The move came eight days after BT Funds Management was required by the Securities Commission to withdraw some of its funds for the same breach.
BT's reputation took a hammering after the commission released details to the media but ING's breaches have for some reason been kept quiet.
Managing director Paul Fyfe did not return NBR's calls.
Securities Commission general counsel Liam Mason said that, like BT, ING has itself brought the breaches to the commission's attention.
ING has asked financial planners to stop marketing the funds, to withdraw any marketing material from display and to tell clients about the withdrawal.
Under New Zealand law offshore companies marketing investment funds in New Zealand may gain an exemption from the requirement to issue a prospectus provided they supply specified information to investors and file certain documents with the Companies Office.
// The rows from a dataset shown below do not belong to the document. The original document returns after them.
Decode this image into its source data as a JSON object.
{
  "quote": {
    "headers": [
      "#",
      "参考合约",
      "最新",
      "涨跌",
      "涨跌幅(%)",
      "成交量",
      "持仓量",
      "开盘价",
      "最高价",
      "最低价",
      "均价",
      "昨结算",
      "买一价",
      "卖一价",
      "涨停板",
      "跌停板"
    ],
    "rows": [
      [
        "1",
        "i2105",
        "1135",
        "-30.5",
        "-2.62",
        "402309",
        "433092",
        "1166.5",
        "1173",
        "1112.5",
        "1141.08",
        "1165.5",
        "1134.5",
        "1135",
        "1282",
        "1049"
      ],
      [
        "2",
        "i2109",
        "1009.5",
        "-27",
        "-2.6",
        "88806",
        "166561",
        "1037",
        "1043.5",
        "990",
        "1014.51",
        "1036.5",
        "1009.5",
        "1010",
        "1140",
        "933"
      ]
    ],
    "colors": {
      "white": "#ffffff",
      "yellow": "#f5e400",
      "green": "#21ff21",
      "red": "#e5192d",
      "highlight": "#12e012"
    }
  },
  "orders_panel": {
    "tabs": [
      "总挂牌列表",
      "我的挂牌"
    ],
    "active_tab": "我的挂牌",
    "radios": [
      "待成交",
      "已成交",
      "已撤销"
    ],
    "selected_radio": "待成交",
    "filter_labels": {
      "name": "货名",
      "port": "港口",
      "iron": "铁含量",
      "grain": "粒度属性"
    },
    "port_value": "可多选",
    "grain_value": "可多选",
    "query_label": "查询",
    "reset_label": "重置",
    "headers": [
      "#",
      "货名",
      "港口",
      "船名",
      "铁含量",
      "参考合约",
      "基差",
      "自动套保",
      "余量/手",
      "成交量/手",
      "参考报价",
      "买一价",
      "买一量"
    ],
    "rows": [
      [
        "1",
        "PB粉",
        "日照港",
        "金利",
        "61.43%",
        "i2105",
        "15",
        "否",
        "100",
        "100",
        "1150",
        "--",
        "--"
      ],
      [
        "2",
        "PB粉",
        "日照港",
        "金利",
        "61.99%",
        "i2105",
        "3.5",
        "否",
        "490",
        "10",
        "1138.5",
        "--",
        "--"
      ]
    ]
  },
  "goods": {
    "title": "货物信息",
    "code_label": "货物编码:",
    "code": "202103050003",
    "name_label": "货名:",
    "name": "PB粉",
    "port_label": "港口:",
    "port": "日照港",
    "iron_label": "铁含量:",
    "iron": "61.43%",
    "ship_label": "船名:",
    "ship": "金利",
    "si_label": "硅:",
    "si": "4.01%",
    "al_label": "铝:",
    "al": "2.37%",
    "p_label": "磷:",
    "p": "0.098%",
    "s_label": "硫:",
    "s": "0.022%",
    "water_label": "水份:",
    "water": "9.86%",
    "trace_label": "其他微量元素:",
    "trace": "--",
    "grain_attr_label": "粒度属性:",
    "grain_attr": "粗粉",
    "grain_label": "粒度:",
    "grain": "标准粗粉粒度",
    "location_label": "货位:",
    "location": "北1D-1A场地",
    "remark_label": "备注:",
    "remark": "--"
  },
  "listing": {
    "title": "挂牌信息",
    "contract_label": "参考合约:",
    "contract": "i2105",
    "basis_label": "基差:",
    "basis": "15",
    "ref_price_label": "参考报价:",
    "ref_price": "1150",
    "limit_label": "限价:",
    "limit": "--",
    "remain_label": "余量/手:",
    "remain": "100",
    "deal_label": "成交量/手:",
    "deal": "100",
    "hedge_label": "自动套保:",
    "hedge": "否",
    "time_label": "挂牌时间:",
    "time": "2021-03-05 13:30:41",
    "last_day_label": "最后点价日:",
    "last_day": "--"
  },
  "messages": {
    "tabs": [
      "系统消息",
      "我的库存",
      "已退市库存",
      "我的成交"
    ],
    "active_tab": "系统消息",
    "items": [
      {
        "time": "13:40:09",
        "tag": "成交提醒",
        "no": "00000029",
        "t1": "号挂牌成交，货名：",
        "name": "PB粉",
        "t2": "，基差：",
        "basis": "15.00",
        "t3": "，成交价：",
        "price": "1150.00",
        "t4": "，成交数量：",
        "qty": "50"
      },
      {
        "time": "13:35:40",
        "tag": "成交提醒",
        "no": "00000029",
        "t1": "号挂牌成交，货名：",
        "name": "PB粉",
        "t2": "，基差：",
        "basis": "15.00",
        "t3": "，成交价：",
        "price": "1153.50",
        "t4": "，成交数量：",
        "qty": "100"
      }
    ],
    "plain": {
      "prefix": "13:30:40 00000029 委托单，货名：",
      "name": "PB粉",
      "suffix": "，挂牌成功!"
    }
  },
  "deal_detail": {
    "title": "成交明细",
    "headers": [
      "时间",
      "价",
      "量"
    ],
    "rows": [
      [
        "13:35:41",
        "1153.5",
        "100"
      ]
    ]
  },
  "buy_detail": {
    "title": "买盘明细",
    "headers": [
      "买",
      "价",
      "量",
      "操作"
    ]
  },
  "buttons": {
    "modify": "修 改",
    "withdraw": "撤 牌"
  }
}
If those requirements aren't met any securities issues are invalid and the company marketing them is liable immediately to repay investors' subscriptions, with 10% interest a year.
It is not known how many people have invested in Edinburgh Funds via ING, how many may be affected by the breaches or what the financial effects might be on ING.
In BT's case the commission said many investors and a significant sum were involved. BT's owner, Westpac, was supplied with a $A250 million indemnity from Principal Financial Group when it bought BT from the US group.
Mr Mason said the commission knew of no other breaches by funds managers.